Falcó, der Protagonist in Arturo Pérez-Revertes Roman “Der Preis, den man zahlt“, arbeitet als Spion in einer Spezialeinheit der Falangisten. Er selbst ist weder Falangist noch Republikaner. Mit 37 glaubt er nach einem bewegten Leben voller Abenteuer und Gefahren an gar nichts mehr, auch nicht an Vaterland, Liebe oder Zukunft. Der Admiral, sein Chef, der die Hand über ihn hält, erteilt ihm den Auftrag, einen prominenten Gefangenen aus der Festung von Alcatraz zu befreien und ihn damit vor dem sicheren Tod zu retten. José Antonio Primo de Rivera ist der Gründer der Falange. Die Befreiungsaktion wird durch die Tatsache erschwert, dass der Süden noch in der Hand der Roten, der Verteidiger der Republik, ist. Falcó muss sich auf feindliches Gebiet begeben und dort mit nur wenigen Mitstreitern, darunter zwei Frauen, eine sehr komplizierte und überaus gefährliche Aktion leiten. Eine der beiden Frauen ist die attraktive, geheimnisvolle Eva Rengel. Falcó und Eva sind Komplizen, kommen sich jedoch zeitweise sehr nahe.

Die fiktive Geschichte spielt im Herbst 1936 nach dem Putsch der Faschisten und zeigt einen weitgehend verdrängten oder sogar vergessenen Krieg in all seiner Grausamkeit. Der Roman beschreibt, in welchem Maße auch die Nazis zum Sieg des Caudillo beitrugen, der Spanien eine fast 40jährige Diktatur bescherte – bis zu seinem Tod im Jahr 1975. Der Held dieses Romans ist ein charismatischer Einzelkämpfer, der vor allem die Frauen für sich einnimmt. Er fühlt sich keiner Ideologie verpflichtet. “Er war ein Mann des Augenblicks, (…). Ein Wolf im Schatten. Gierig und gefährlich.“ (S. 22). Er erledigt seinen Job sehr effizient und hat normalerweise keine Skrupel zu töten. Der Verrat, zu dem ihn seine Vorgesetzten zwingen, geht jedoch sogar ihm gegen den Strich, denn er ist trotz allem auch zu Loyalität fähig.

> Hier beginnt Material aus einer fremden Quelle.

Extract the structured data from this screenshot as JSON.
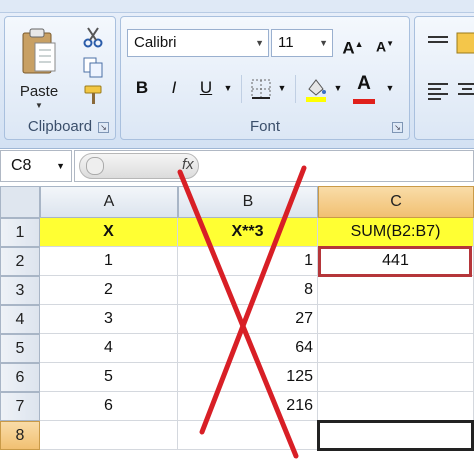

Der auf eine Fortsetzung hin angelegte Roman liest sich sehr gut. Er ist spannend und vor allem authentisch, was das Porträt Spaniens zur Zeit des Bürgerkriegs angeht. Bei der Darstellung von Gewalt und Folter ist der Autor jedenfalls nicht zimperlich. Insgesamt verdient “Der Preis, den man zahlt“ eine klare Empfehlung.